Her hope and expectation are joyously pure, and when she is faced with getting things or making over very, VERY important wish upon which the happiness of the rest of her life depends, she plumps for the latter, writing to Santa that year is a mix of desperation and hopefulness.
She is what powers Santa’s sleigh (the intangible fuel of her spirit charted via the delightfully-named Barometer of Hope) and indeed the whole idea of Christmas and so, when things start to go haywire in Santa’s North Pole redoubt of Elfhlem, which is awash in cute names, delicious food and heartwarming elfin bonhomie and love, it stands to reason that perhaps Amelia is in trouble?
To be fair, that doesn’t occur to Santa straightaway what with trolls smashing the place up – they are powerful but none too bright – manic pixies flying around the place with less than good intentions, reindeers losing the power of flight and elves in all kinds of trouble and strife.
That’s a lot to handle and Santa, who’s the older version of the sweet much put-upon boy we met in A Boy Called Christmas, is too preoccupied to put two and two together and work out that maybe Amelia needs more than sackful of presents this time.
But as he sets out for his latest Christmas run after a year of rather bad luck – one of the lovely things about The Girl Who Saved Christmas is its use of a poetically childlike English sing-song cadence which feels like a festive hug on a sad and lonely day and carries significant nostalgic heft – it soon becomes clear that Amelia is the key to everything, necessitating a rush through Victorian London, which thanks to the ebbing away of the magic that power Christmas, must be entirely on foot.

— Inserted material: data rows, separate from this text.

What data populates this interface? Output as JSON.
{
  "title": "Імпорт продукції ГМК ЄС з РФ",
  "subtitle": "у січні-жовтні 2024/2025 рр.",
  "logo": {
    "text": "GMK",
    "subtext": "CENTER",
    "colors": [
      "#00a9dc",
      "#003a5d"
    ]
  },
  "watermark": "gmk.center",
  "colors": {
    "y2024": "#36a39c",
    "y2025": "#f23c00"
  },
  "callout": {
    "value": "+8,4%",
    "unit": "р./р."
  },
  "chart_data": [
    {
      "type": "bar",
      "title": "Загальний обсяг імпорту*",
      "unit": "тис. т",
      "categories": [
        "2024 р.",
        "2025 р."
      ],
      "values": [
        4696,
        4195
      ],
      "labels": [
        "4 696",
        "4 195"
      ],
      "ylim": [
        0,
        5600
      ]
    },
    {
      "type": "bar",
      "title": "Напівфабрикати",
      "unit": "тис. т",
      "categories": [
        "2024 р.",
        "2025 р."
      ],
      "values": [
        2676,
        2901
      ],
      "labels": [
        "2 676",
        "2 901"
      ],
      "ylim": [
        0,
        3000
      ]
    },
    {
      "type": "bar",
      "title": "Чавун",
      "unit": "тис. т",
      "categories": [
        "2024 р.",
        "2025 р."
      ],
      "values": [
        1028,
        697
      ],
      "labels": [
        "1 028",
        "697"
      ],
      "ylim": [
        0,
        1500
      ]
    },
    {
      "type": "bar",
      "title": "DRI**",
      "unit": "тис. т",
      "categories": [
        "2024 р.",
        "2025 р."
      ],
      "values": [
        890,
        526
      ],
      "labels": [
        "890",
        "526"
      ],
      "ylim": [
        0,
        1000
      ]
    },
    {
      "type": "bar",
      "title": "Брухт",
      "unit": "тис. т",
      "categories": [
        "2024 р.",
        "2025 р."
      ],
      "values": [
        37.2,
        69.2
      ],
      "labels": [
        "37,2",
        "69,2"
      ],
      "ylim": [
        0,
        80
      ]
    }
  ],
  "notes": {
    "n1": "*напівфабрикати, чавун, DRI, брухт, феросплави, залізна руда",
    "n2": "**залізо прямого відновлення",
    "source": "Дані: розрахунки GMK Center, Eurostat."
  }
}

Yes, in the midst of earnestly intense storytelling which isn’t afraid that life can get very dark indeed – let’s be honest, the very best of children’s books are winningly realistic about how unmagical and damn near tragic life can be at times – we have the vision of Santa all in red coat and tight pantaloons racing down cobbled streets in search of a young girl who needs his help now more than ever.
It’s gloriously emblematic of a book that is as apt to feature reindeer peeing down a chimney or injunctions about eating yellow snow as it is to include scenes so poignant and heart breaking that it comes close to ripping your heart out.
Haig’s gift is that he balances the two parts of the whole masterfully, holding the seriousness and silliness in tension so well that moving from one to the other, or having them both in the same scene, does not feel even a little off-kilter or discordant.
“‘The love of a person never disappears,’ he [Santa] said softly. ‘Even if they might. We have memories, you see, Amelia. Love never dies. We love someone and they love us back and that love is stored and it protects us. It is bigger than life and it doesn’t end with life. It stays inside us. They stay inside us. Inside out hearts.'” (P. 279)
The Girl Who Saved Christmas is a salient reminder, one we very much need after yet another year of COVID-fuelled exhausting reality, that hope is intensely, wonderfully powerful.
It’s not an idle thing, held aloft in wafty moments by daydreamers on a sunny day; rather it has the power to change things for the better in real and substantial, altering events and perspectives at will, and while it can be beaten down to an almost invisible degree as Amelia discovers, it can return, more radiant and transformative than ever in the blink of an eye.
Christmas novels should make us feel like the world is limitlessly alive and pulsing with life-changing possibility, magic and spine-tingling wonder and that reindeers and elves and present delivered by a man in a red suit are heartwarmingly real and there when we, or young girls in Victoria’s England, need them, and The Girl Who Saved Christmas is all those things and more, awash in the kind of hope that can move mountains, stop trolls in their tracks and remake the world from one of desolation, loss and cruelty into one in which love, belonging and balls that always bounce are always there which saves us time and time again right when we need it.